Selective hydrazine sensor fabrication with facile low-dimensional Fe2O3/CeO2 nanocubes
Abstract
A facile hydrothermal technique was applied to prepare doped Fe2O3/CeO2 nanocubes (NCs) in alkaline medium at low temperature. The calcined NCs were characterized by Fourier-transform infrared spectroscopy (FTIR), ultraviolet visible spectroscopy (UV/vis), field emission scanning electron microscopy (FESEM), X-ray photoelectron spectroscopy (XPS), energy-dispersive X-ray spectroscopy (EDS), and powder X-ray diffraction (XRD). A chemical sensor was fabricated with a glassy carbon electrode (GCE) modified by deposition of a uniform thin layer of NCs film. The fabricated chemical sensor was used successfully to detect hydrazine selectively by a reliable electrochemical method at lower potential.

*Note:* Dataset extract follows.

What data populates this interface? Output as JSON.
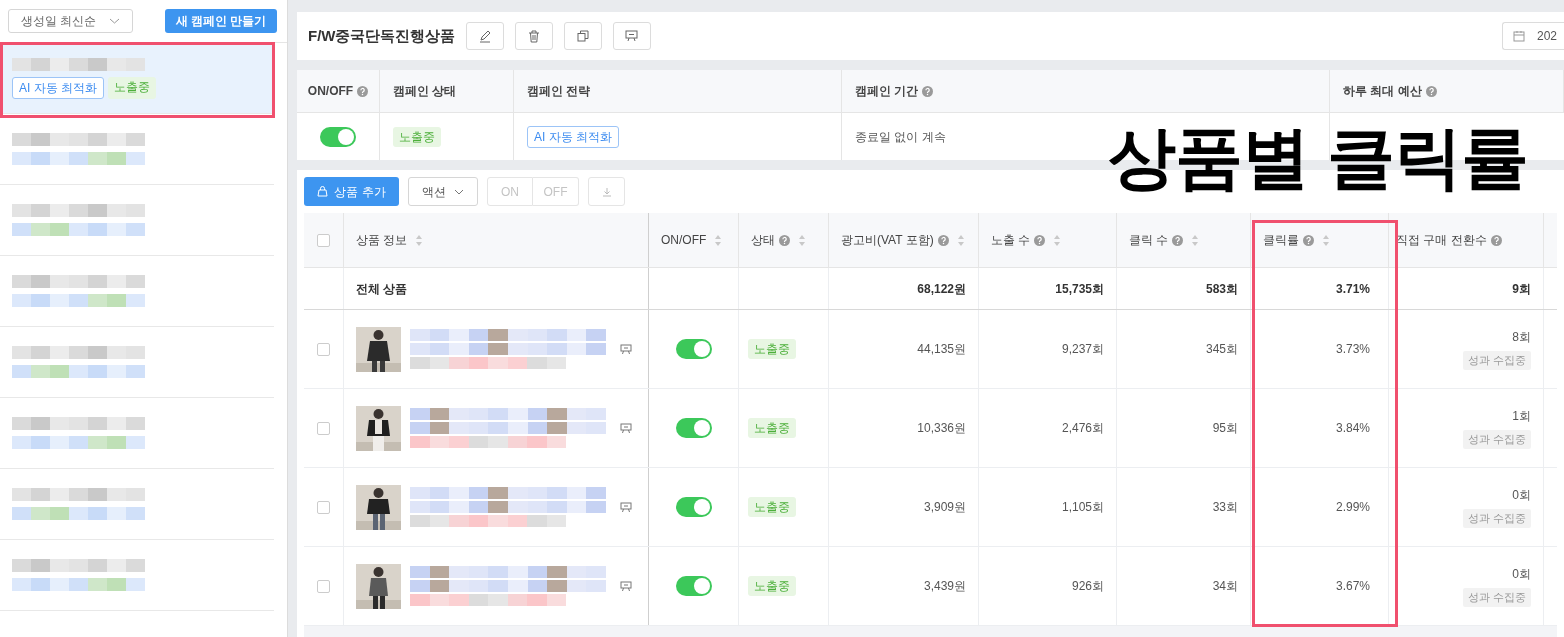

The sensor's analytical performances, including good sensitivity (0.1275 μA μM−1 cm−2), low detection limit (7.45 ± 0.37 pM), broad linear dynamic range (0.02 μM–0.02 M), precious reproducibility, low limit of quantification (0.22 ± 0.01 μM) and long-term stability, were investigated. An efficient hydrazine chemical sensor based on Fe2O3/CeO2 NCs/binder/GCE was developed and performed well in terms of analytical sensing performances as well as being validated for environmental and extracted real samples.